Certains sont des stars. Un présentateur TV très connu se permet, dit-on, de réclamer 500 renminbis (yuans) (environ 64 euros) aux fans qui lui demandent un selfie dans la rue. Mais ce jeune homme constitue une exception. Les petites mains de la propagande sont en général consciencieuses et peu connues du grand public. Leur rôle, elles le savent, ne consiste pas à prendre la moindre initiative, loin de là, mais à diffuser une information validée par leurs supérieurs hiérarchiques. « En Chine, un bon journaliste ne cherche pas à être celui qui apporte une information exclusive à son chef, mais celui qui a le meilleur accès aux dirigeants », me décrypte l’un d’eux.

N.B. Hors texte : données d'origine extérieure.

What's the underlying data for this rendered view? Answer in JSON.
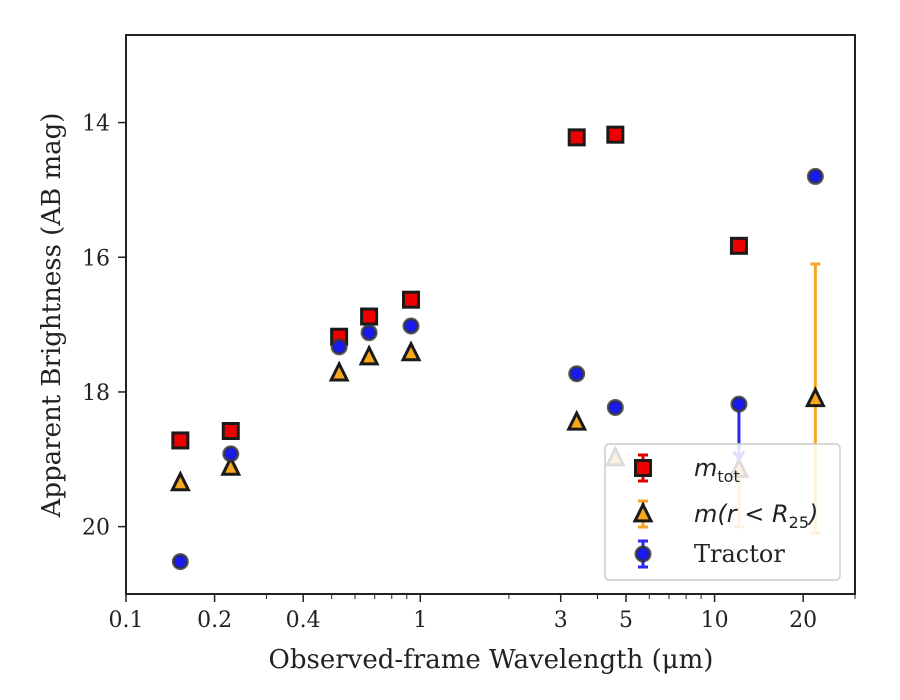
{
  "chart_data": {
    "type": "scatter",
    "title": "",
    "xlabel": "Observed-frame Wavelength (μm)",
    "ylabel": "Apparent Brightness (AB mag)",
    "xscale": "log",
    "yinverted": true,
    "xlim": [
      0.1,
      30
    ],
    "ylim": [
      21.0,
      12.7
    ],
    "xticks": [
      {
        "value": 0.1,
        "label": "0.1"
      },
      {
        "value": 0.2,
        "label": "0.2"
      },
      {
        "value": 0.4,
        "label": "0.4"
      },
      {
        "value": 1,
        "label": "1"
      },
      {
        "value": 3,
        "label": "3"
      },
      {
        "value": 5,
        "label": "5"
      },
      {
        "value": 10,
        "label": "10"
      },
      {
        "value": 20,
        "label": "20"
      }
    ],
    "yticks": [
      {
        "value": 14,
        "label": "14"
      },
      {
        "value": 16,
        "label": "16"
      },
      {
        "value": 18,
        "label": "18"
      },
      {
        "value": 20,
        "label": "20"
      }
    ],
    "grid": false,
    "legend_position": "bottom-right",
    "series": [
      {
        "name": "m_tot",
        "legend_main": "m",
        "legend_sub": "tot",
        "marker": "square",
        "color": "#ee0000",
        "errcolor": "#dd0000",
        "points": [
          {
            "x": 0.153,
            "y": 18.72
          },
          {
            "x": 0.227,
            "y": 18.58
          },
          {
            "x": 0.53,
            "y": 17.18
          },
          {
            "x": 0.67,
            "y": 16.88
          },
          {
            "x": 0.93,
            "y": 16.63
          },
          {
            "x": 3.4,
            "y": 14.22
          },
          {
            "x": 4.6,
            "y": 14.18
          },
          {
            "x": 12.1,
            "y": 15.83
          }
        ]
      },
      {
        "name": "m(r < R25)",
        "legend_main": "m(r < R",
        "legend_sub": "25",
        "legend_tail": ")",
        "marker": "triangle",
        "color": "#f9a81b",
        "errcolor": "#f5a623",
        "points": [
          {
            "x": 0.153,
            "y": 19.35
          },
          {
            "x": 0.227,
            "y": 19.12
          },
          {
            "x": 0.53,
            "y": 17.72
          },
          {
            "x": 0.67,
            "y": 17.48
          },
          {
            "x": 0.93,
            "y": 17.42
          },
          {
            "x": 3.4,
            "y": 18.45
          },
          {
            "x": 4.6,
            "y": 18.98
          },
          {
            "x": 12.1,
            "y": 19.15,
            "err_low": 20.0
          },
          {
            "x": 22.0,
            "y": 18.1,
            "err_high": 16.1,
            "err_low": 20.1
          }
        ]
      },
      {
        "name": "Tractor",
        "legend_main": "Tractor",
        "marker": "circle",
        "color": "#1a1aee",
        "errcolor": "#2a2aee",
        "points": [
          {
            "x": 0.153,
            "y": 20.52
          },
          {
            "x": 0.227,
            "y": 18.92
          },
          {
            "x": 0.53,
            "y": 17.33
          },
          {
            "x": 0.67,
            "y": 17.12
          },
          {
            "x": 0.93,
            "y": 17.02
          },
          {
            "x": 3.4,
            "y": 17.73
          },
          {
            "x": 4.6,
            "y": 18.23
          },
          {
            "x": 12.1,
            "y": 18.18,
            "upper_limit_to": 19.0
          },
          {
            "x": 22.0,
            "y": 14.8
          }
        ]
      }
    ]
  }
}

De fait, les propos du journaliste chinois le plus connu en Occident, Hu Xijin, ancien directeur du Global Times, ne sont pas suivis à la loupe parce qu’ils sont particulièrement intelligents, mais parce qu’ils sont supposés refléter ce que pense le pouvoir. Les journalistes chinois ne représentent que des porte-parole. Lors d’une visite au siège de plusieurs médias en février 2016, Xi Jinping a été on ne peut plus clair : « Les médias dirigés par le parti et l’Etat constituent l’avant-garde de la propagande. Le parti est leur nom de famille. » En novembre 2023, lors d’une cérémonie au cours de laquelle ont été distingués les « meilleurs » journalistes chinois, Cai Qi, le responsable de la propagande au sein du comité permanent du bureau politique, a donné l’ordre à l’élite de la presse chinoise de « renforcer la propagande positive en mettant l’accent sur la confiance ».

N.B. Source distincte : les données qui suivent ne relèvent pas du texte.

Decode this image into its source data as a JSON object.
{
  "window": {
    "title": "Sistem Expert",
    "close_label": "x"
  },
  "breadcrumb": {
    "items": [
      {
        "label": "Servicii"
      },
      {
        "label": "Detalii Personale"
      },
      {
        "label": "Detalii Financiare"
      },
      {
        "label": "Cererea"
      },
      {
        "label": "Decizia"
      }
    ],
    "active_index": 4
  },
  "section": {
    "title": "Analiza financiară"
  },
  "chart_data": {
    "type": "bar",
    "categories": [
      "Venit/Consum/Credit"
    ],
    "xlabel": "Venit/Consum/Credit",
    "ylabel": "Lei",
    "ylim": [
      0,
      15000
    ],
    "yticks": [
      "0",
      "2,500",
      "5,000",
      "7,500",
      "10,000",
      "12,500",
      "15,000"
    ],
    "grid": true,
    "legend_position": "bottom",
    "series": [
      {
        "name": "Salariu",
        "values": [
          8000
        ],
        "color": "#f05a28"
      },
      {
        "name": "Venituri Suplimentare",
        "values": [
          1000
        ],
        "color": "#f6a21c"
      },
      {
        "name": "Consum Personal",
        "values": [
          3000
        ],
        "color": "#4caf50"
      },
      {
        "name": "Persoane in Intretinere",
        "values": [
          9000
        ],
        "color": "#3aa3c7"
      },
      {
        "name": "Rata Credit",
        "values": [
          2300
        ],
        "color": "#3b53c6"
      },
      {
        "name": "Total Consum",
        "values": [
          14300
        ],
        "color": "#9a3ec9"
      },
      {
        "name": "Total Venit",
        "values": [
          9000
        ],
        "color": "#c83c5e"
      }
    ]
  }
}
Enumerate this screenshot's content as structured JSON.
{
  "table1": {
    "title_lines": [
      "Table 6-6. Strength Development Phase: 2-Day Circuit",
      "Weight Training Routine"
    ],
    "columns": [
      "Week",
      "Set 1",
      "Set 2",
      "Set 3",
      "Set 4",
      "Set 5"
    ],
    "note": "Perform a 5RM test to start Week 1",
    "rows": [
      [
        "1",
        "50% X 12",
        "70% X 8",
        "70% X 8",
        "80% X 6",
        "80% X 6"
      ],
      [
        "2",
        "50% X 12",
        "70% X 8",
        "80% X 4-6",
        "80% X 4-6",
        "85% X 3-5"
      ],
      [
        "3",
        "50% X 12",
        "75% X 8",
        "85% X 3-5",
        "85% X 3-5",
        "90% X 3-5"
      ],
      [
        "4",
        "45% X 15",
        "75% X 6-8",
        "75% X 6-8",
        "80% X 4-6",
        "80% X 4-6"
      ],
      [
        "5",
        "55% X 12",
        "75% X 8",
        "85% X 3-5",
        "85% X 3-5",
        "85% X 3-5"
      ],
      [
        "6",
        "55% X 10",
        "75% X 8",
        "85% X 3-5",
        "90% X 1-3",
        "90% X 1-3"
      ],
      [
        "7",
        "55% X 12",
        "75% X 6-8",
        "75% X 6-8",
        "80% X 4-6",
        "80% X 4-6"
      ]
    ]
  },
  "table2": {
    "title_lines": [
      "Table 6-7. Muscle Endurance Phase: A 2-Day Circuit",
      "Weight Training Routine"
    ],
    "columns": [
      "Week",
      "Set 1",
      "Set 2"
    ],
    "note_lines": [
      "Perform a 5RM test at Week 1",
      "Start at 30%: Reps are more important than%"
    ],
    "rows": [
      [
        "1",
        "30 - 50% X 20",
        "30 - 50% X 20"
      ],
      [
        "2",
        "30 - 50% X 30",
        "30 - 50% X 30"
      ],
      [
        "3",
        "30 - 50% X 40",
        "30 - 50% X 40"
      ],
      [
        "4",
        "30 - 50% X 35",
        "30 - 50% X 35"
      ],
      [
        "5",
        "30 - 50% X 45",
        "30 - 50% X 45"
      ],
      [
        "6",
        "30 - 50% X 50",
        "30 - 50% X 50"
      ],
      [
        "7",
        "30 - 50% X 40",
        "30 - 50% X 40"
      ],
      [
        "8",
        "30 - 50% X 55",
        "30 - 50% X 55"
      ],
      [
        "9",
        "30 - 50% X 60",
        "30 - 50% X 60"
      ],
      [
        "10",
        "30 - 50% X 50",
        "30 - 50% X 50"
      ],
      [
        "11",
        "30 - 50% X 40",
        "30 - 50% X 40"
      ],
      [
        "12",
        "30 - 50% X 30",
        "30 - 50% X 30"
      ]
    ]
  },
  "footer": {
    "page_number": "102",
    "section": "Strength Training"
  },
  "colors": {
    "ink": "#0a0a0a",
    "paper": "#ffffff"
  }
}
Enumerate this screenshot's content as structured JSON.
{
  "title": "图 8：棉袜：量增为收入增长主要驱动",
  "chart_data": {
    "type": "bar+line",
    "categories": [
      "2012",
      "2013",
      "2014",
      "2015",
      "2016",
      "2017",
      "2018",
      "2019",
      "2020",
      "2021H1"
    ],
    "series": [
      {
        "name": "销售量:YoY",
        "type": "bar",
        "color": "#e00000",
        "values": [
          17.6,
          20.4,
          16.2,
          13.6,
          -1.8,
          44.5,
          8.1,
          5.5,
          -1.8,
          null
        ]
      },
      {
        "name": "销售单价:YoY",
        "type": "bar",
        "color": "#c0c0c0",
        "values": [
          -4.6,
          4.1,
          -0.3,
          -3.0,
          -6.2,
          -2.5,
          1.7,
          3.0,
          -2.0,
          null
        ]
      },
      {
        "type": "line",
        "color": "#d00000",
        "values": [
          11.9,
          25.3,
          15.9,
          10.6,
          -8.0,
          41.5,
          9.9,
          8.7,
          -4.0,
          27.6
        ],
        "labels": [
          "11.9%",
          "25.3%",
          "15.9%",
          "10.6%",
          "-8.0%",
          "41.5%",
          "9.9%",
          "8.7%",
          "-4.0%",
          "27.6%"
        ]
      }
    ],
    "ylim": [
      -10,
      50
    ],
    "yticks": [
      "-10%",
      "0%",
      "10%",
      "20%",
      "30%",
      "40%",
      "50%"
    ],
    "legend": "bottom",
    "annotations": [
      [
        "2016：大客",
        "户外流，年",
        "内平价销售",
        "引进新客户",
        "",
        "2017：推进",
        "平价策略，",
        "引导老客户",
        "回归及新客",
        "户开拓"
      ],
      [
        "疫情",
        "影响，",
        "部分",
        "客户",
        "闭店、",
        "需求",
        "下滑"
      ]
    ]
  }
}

Alors, qui a été désigné meilleur journaliste de l’année ? L’équipe de télévision qui a couvert le discours prononcé par Xi Jinping lors de l’ouverture du XXe congrès du Parti communiste [PCC]. Un grand moment de journalisme aux ordres, en effet ! En plus d’« informer » le public grâce à des informations « positives », les « journalistes » – les guillemets s’imposent – de Xinhua, l’agence de presse Chine nouvelle, ont même une seconde mission : rapporter à Pékin ce qu’ils voient et entendent sur le terrain. Lorsqu’ils se rendent en province, ils rédigent des articles politiquement corrects que vont reprendre les médias d’Etat, mais aussi envoyer des dépêches aux dirigeants en principe plus fidèles à la réalité. En janvier 2020, à Wuhan, le même journaliste rassurait la population en expliquant que le nouveau virus (le Covid-19) ne se transmettait pas entre les humains et, dans le même temps, présentait la thèse inverse à Pékin.